Wie hat sich denn Führung in der Zeit, seit Sie weg sind, gewandelt?
Ganz weg war ich nie, ich hatte immer wieder Interimsmandate. Hauptsächlich haben sich zwei Dinge geändert: Die Virtualität ist hinzugekommen und infolgedessen hat die Kommunikation an Bedeutung gewonnen. Eine hierarchische Führung ist nicht mehr möglich. Und da die Mitarbeiter infolge der Globalisierung auf der ganzen Welt verteilt sind, erfordert dies ein grosses Mass an Vertrauen. Hinzu kommen die interkulturellen Kompetenzen, ohne diese kann man in einem internationalen Unternehmen nicht führen. Schnelllebigkeit und Massenentlassungen haben dazu geführt, dass die Hierarchien flacher wurden und sich vermehrt Kleinunternehmen etabliert haben. Die Firmenstrukturen sind flacher geworden, man hat mehr Feedbackkultur integriert und ist heute näher an den Mitarbeitern dran als früher.
Und welche Konstante ist geblieben?
Die einzige bleibende Konstante ist die Veränderung. Wir befinden uns im permanenten Wandel. Wir steuern auf den Transhumanismus zu und das wird eine ganze neue Führung erfordern. Die Cyborgs sind uns im schnellen Denken weit überlegen.

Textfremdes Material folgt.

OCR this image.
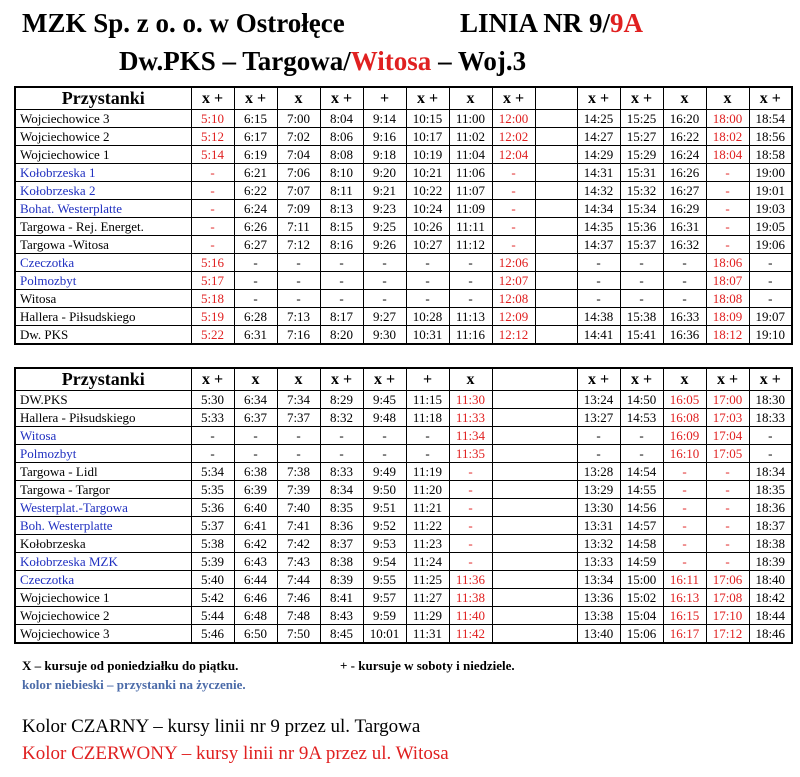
MZK Sp. z o. o. w Ostrołęce	LINIA NR 9/9A
Dw.PKS – Targowa/Witosa – Woj.3
Przystanki	x +	x +	x	x +	+	x +	x	x +		x +	x +	x	x	x +
Wojciechowice 3	5:10	6:15	7:00	8:04	9:14	10:15	11:00	12:00		14:25	15:25	16:20	18:00	18:54
Wojciechowice 2	5:12	6:17	7:02	8:06	9:16	10:17	11:02	12:02		14:27	15:27	16:22	18:02	18:56
Wojciechowice 1	5:14	6:19	7:04	8:08	9:18	10:19	11:04	12:04		14:29	15:29	16:24	18:04	18:58
Kołobrzeska 1	-	6:21	7:06	8:10	9:20	10:21	11:06	-		14:31	15:31	16:26	-	19:00
Kołobrzeska 2	-	6:22	7:07	8:11	9:21	10:22	11:07	-		14:32	15:32	16:27	-	19:01
Bohat. Westerplatte	-	6:24	7:09	8:13	9:23	10:24	11:09	-		14:34	15:34	16:29	-	19:03
Targowa - Rej. Energet.	-	6:26	7:11	8:15	9:25	10:26	11:11	-		14:35	15:36	16:31	-	19:05
Targowa -Witosa	-	6:27	7:12	8:16	9:26	10:27	11:12	-		14:37	15:37	16:32	-	19:06
Czeczotka	5:16	-	-	-	-	-	-	12:06		-	-	-	18:06	-
Polmozbyt	5:17	-	-	-	-	-	-	12:07		-	-	-	18:07	-
Witosa	5:18	-	-	-	-	-	-	12:08		-	-	-	18:08	-
Hallera - Piłsudskiego	5:19	6:28	7:13	8:17	9:27	10:28	11:13	12:09		14:38	15:38	16:33	18:09	19:07
Dw. PKS	5:22	6:31	7:16	8:20	9:30	10:31	11:16	12:12		14:41	15:41	16:36	18:12	19:10
Przystanki	x +	x	x	x +	x +	+	x		x +	x +	x	x +	x +
DW.PKS	5:30	6:34	7:34	8:29	9:45	11:15	11:30		13:24	14:50	16:05	17:00	18:30
Hallera - Piłsudskiego	5:33	6:37	7:37	8:32	9:48	11:18	11:33		13:27	14:53	16:08	17:03	18:33
Witosa	-	-	-	-	-	-	11:34		-	-	16:09	17:04	-
Polmozbyt	-	-	-	-	-	-	11:35		-	-	16:10	17:05	-
Targowa - Lidl	5:34	6:38	7:38	8:33	9:49	11:19	-		13:28	14:54	-	-	18:34
Targowa - Targor	5:35	6:39	7:39	8:34	9:50	11:20	-		13:29	14:55	-	-	18:35
Westerplat.-Targowa	5:36	6:40	7:40	8:35	9:51	11:21	-		13:30	14:56	-	-	18:36
Boh. Westerplatte	5:37	6:41	7:41	8:36	9:52	11:22	-		13:31	14:57	-	-	18:37
Kołobrzeska	5:38	6:42	7:42	8:37	9:53	11:23	-		13:32	14:58	-	-	18:38
Kołobrzeska MZK	5:39	6:43	7:43	8:38	9:54	11:24	-		13:33	14:59	-	-	18:39
Czeczotka	5:40	6:44	7:44	8:39	9:55	11:25	11:36		13:34	15:00	16:11	17:06	18:40
Wojciechowice 1	5:42	6:46	7:46	8:41	9:57	11:27	11:38		13:36	15:02	16:13	17:08	18:42
Wojciechowice 2	5:44	6:48	7:48	8:43	9:59	11:29	11:40		13:38	15:04	16:15	17:10	18:44
Wojciechowice 3	5:46	6:50	7:50	8:45	10:01	11:31	11:42		13:40	15:06	16:17	17:12	18:46
X – kursuje od poniedziałku do piątku.	+ - kursuje w soboty i niedziele.
kolor niebieski – przystanki na życzenie.
Kolor CZARNY – kursy linii nr 9 przez ul. Targowa
Kolor CZERWONY – kursy linii nr 9A przez ul. Witosa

Umso mehr werden wir uns mit unseren Socialskills abheben müssen.
Im Dossier schreiben Sie über die Führungsintelligenz. Ist diese gegeben oder kann man sie sich auch aneignen?
Management kann man sich aneignen. Führungsintelligenz hingegen erfordert Begabung.

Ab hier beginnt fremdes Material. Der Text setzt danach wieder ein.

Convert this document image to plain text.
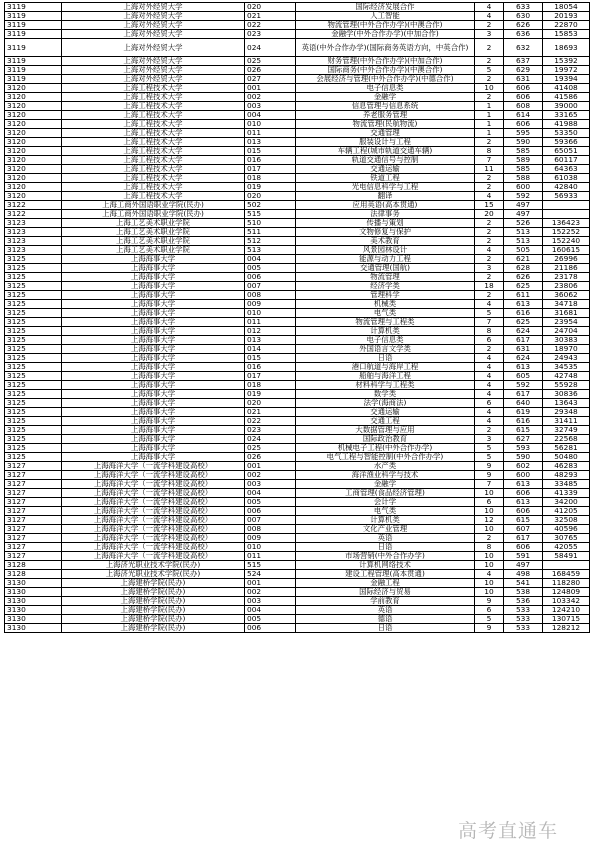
3119	上海对外经贸大学	020	国际经济发展合作	4	633	18054
3119	上海对外经贸大学	021	人工智能	4	630	20193
3119	上海对外经贸大学	022	物流管理(中外合作办学)(中澳合作)	2	626	22870
3119	上海对外经贸大学	023	金融学(中外合作办学)(中加合作)	3	636	15853
3119	上海对外经贸大学	024	英语(中外合作办学)(国际商务英语方向，中英合作)	2	632	18693
3119	上海对外经贸大学	025	财务管理(中外合作办学)(中加合作)	2	637	15392
3119	上海对外经贸大学	026	国际商务(中外合作办学)(中澳合作)	5	629	19972
3119	上海对外经贸大学	027	会展经济与管理(中外合作办学)(中德合作)	2	631	19394
3120	上海工程技术大学	001	电子信息类	10	606	41408
3120	上海工程技术大学	002	金融学	2	606	41586
3120	上海工程技术大学	003	信息管理与信息系统	1	608	39000
3120	上海工程技术大学	004	养老服务管理	1	614	33165
3120	上海工程技术大学	010	物流管理(民航物流)	1	606	41988
3120	上海工程技术大学	011	交通管理	1	595	53350
3120	上海工程技术大学	013	服装设计与工程	2	590	59366
3120	上海工程技术大学	015	车辆工程(城市轨道交通车辆)	8	585	65051
3120	上海工程技术大学	016	轨道交通信号与控制	7	589	60117
3120	上海工程技术大学	017	交通运输	11	585	64363
3120	上海工程技术大学	018	铁道工程	2	588	61038
3120	上海工程技术大学	019	光电信息科学与工程	2	600	42840
3120	上海工程技术大学	020	翻译	4	592	56933
3122	上海工商外国语职业学院(民办)	502	应用英语(高本贯通)	15	497	
3122	上海工商外国语职业学院(民办)	515	法律事务	20	497	
3123	上海工艺美术职业学院	510	传播与策划	2	526	136423
3123	上海工艺美术职业学院	511	文物修复与保护	2	513	152252
3123	上海工艺美术职业学院	512	美术教育	2	513	152240
3123	上海工艺美术职业学院	513	风景园林设计	4	505	160615
3125	上海海事大学	004	能源与动力工程	2	621	26996
3125	上海海事大学	005	交通管理(国航)	3	628	21186
3125	上海海事大学	006	物流管理	2	626	23178
3125	上海海事大学	007	经济学类	18	625	23806
3125	上海海事大学	008	管理科学	2	611	36062
3125	上海海事大学	009	机械类	4	613	34718
3125	上海海事大学	010	电气类	5	616	31681
3125	上海海事大学	011	物流管理与工程类	7	625	23954
3125	上海海事大学	012	计算机类	8	624	24704
3125	上海海事大学	013	电子信息类	6	617	30383
3125	上海海事大学	014	外国语言文学类	2	631	18970
3125	上海海事大学	015	日语	4	624	24943
3125	上海海事大学	016	港口航道与海岸工程	4	613	34535
3125	上海海事大学	017	船舶与海洋工程	4	605	42748
3125	上海海事大学	018	材料科学与工程类	4	592	55928
3125	上海海事大学	019	数学类	4	617	30836
3125	上海海事大学	020	法学(海商法)	6	640	13643
3125	上海海事大学	021	交通运输	4	619	29348
3125	上海海事大学	022	交通工程	4	616	31411
3125	上海海事大学	023	大数据管理与应用	2	615	32749
3125	上海海事大学	024	国际政治教育	3	627	22568
3125	上海海事大学	025	机械电子工程(中外合作办学)	5	593	56281
3125	上海海事大学	026	电气工程与智能控制(中外合作办学)	5	590	50480
3127	上海海洋大学（一流学科建设高校）	001	水产类	9	602	46283
3127	上海海洋大学（一流学科建设高校）	002	海洋渔业科学与技术	9	600	48293
3127	上海海洋大学（一流学科建设高校）	003	金融学	7	613	33485
3127	上海海洋大学（一流学科建设高校）	004	工商管理(食品经济管理)	10	606	41339
3127	上海海洋大学（一流学科建设高校）	005	会计学	6	613	34200
3127	上海海洋大学（一流学科建设高校）	006	电气类	10	606	41205
3127	上海海洋大学（一流学科建设高校）	007	计算机类	12	615	32508
3127	上海海洋大学（一流学科建设高校）	008	文化产业管理	10	607	40596
3127	上海海洋大学（一流学科建设高校）	009	英语	2	617	30765
3127	上海海洋大学（一流学科建设高校）	010	日语	8	606	42055
3127	上海海洋大学（一流学科建设高校）	011	市场营销(中外合作办学)	10	591	58491
3128	上海济光职业技术学院(民办)	515	计算机网络技术	10	497	
3128	上海济光职业技术学院(民办)	524	建设工程管理(高本贯通)	4	498	168459
3130	上海建桥学院(民办)	001	金融工程	10	541	118280
3130	上海建桥学院(民办)	002	国际经济与贸易	10	538	124809
3130	上海建桥学院(民办)	003	学前教育	9	536	103342
3130	上海建桥学院(民办)	004	英语	6	533	124210
3130	上海建桥学院(民办)	005	德语	5	533	130715
3130	上海建桥学院(民办)	006	日语	9	533	128212
高考直通车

Nun beschreiben Sie nicht nur den Wandel in der Führung, sondern vor allem den Wandel in der Assistenz. Wie wird sich die Assistenz von morgen verändern?
Die Assistenz von morgen hängt von der Führung von morgen ab. Es bringt nichts, wenn sich nur die Assistenz verändert und die Führung nicht. Es ist ein ganzheitlicher Prozess, der betrachtet werden muss. Es wird ein Zusammenrücken zwischen Assistenz und Führung nötig sein. Die Aufgaben werden intimer und komplexer.

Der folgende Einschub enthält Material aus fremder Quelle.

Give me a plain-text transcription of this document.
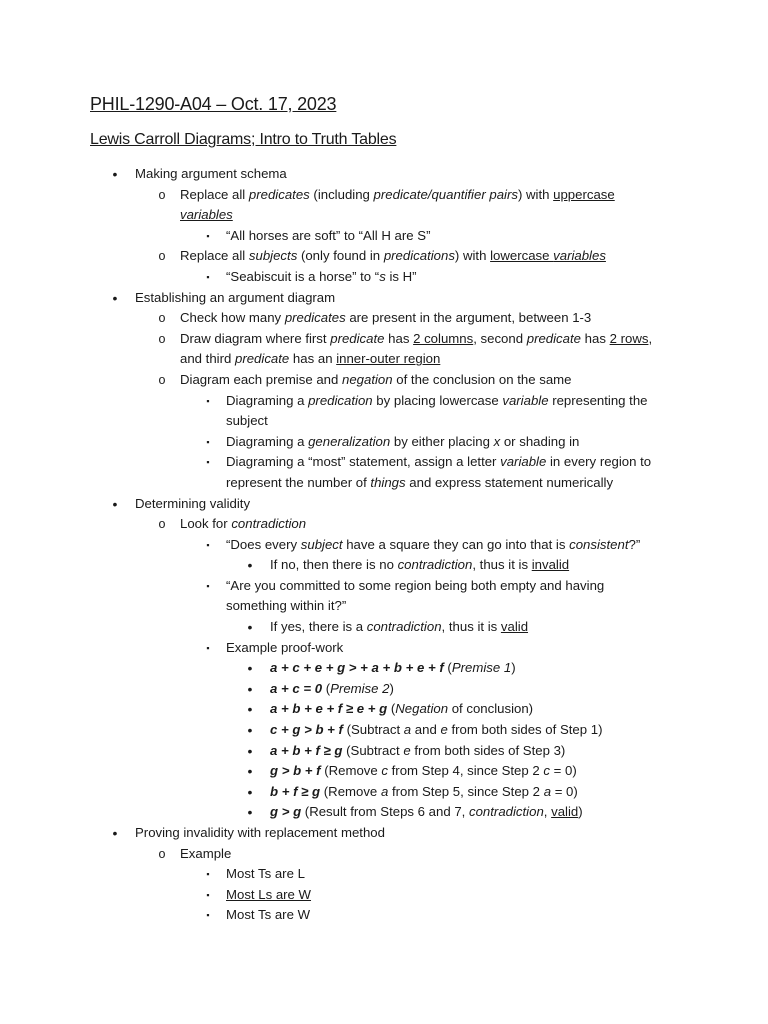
PHIL-1290-A04 – Oct. 17, 2023
Lewis Carroll Diagrams; Intro to Truth Tables
• Making argument schema
o Replace all predicates (including predicate/quantifier pairs) with uppercase
variables
▪	“All horses are soft” to “All H are S”
o Replace all subjects (only found in predications) with lowercase variables
▪	“Seabiscuit is a horse” to “s is H”
• Establishing an argument diagram
o Check how many predicates are present in the argument, between 1-3
o Draw diagram where first predicate has 2 columns, second predicate has 2 rows,
and third predicate has an inner-outer region
o Diagram each premise and negation of the conclusion on the same
▪	Diagraming a predication by placing lowercase variable representing the
subject
▪	Diagraming a generalization by either placing x or shading in
▪	Diagraming a “most” statement, assign a letter variable in every region to
represent the number of things and express statement numerically
• Determining validity
o Look for contradiction
▪	“Does every subject have a square they can go into that is consistent?”
• If no, then there is no contradiction, thus it is invalid
▪	“Are you committed to some region being both empty and having
something within it?”
• If yes, there is a contradiction, thus it is valid
▪	Example proof-work
• a + c + e + g > + a + b + e + f (Premise 1)
• a + c = 0 (Premise 2)
• a + b + e + f ≥ e + g (Negation of conclusion)
• c + g > b + f (Subtract a and e from both sides of Step 1)
• a + b + f ≥ g (Subtract e from both sides of Step 3)
• g > b + f (Remove c from Step 4, since Step 2 c = 0)
• b + f ≥ g (Remove a from Step 5, since Step 2 a = 0)
• g > g (Result from Steps 6 and 7, contradiction, valid)
• Proving invalidity with replacement method
o Example
▪	Most Ts are L
▪	Most Ls are W
▪	Most Ts are W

«Management kann man sich aneignen. Führungsintelligenz hingegen erfordert Begabung.»
Wo liegen die Veränderungspotenziale der Assistenz?
Die Assistenz wird mehr und mehr zur rechten Hand der Führungskraft, weil die Prozesse immer komplexer werden. Durch die Komplexität kann die Führungskraft nicht mehr alles selber erledigen. Deshalb muss die Führungskraft bei der Wahl der Assistenz darauf achten, dass es matcht. Auch vice versa muss die Assistenz sich im Bewerbungsprozess klar werden, welches die Eigenschaften der Führungskraft sind. Ein chaotischer Chef braucht eine durchstrukturierte Assistenz, was durchaus zu einem intellektuellen und intensiven Austausch führen kann. Das erfordert Führungsintelligenz, denn die Führung sollte die Meinung der Assistenz wahrnehmen, prüfen und gegebenenfalls auch umzusetzen. Die Assistenz geht weg von der rein unterstützenden Funktion hin zu einer kreativen Mitarbeit. Wir sind uns schon länger einig, dass die Routineaufgaben künftig von Siri und Co. übernommen werden.
Kann sich die Assistenz unabhängig von der Führung verändern?
Ja, sie kann. Aber das erfordert, dass sie über die Ziele des Wandels informiert ist und dahintersteht.
Im besten Fall bilden Assistenz und Führung eine Symbiose …
Absolut. Je stärker, vertrauensvoller und loyaler das Gespann ist, desto erfolgreicher wird es den Wandel bestreiten können.
Wie gelingt die Symbiose?
Da sind wir wieder bei den weichen Faktoren angelangt. Es muss ein absolut offenes Verhältnis von beiden Seiten vorhanden sein. Jeder muss den anderen in seiner Funktion akzeptieren und respektieren. Dann hat man eine grosse Chance, den Wandel zu bewältigen.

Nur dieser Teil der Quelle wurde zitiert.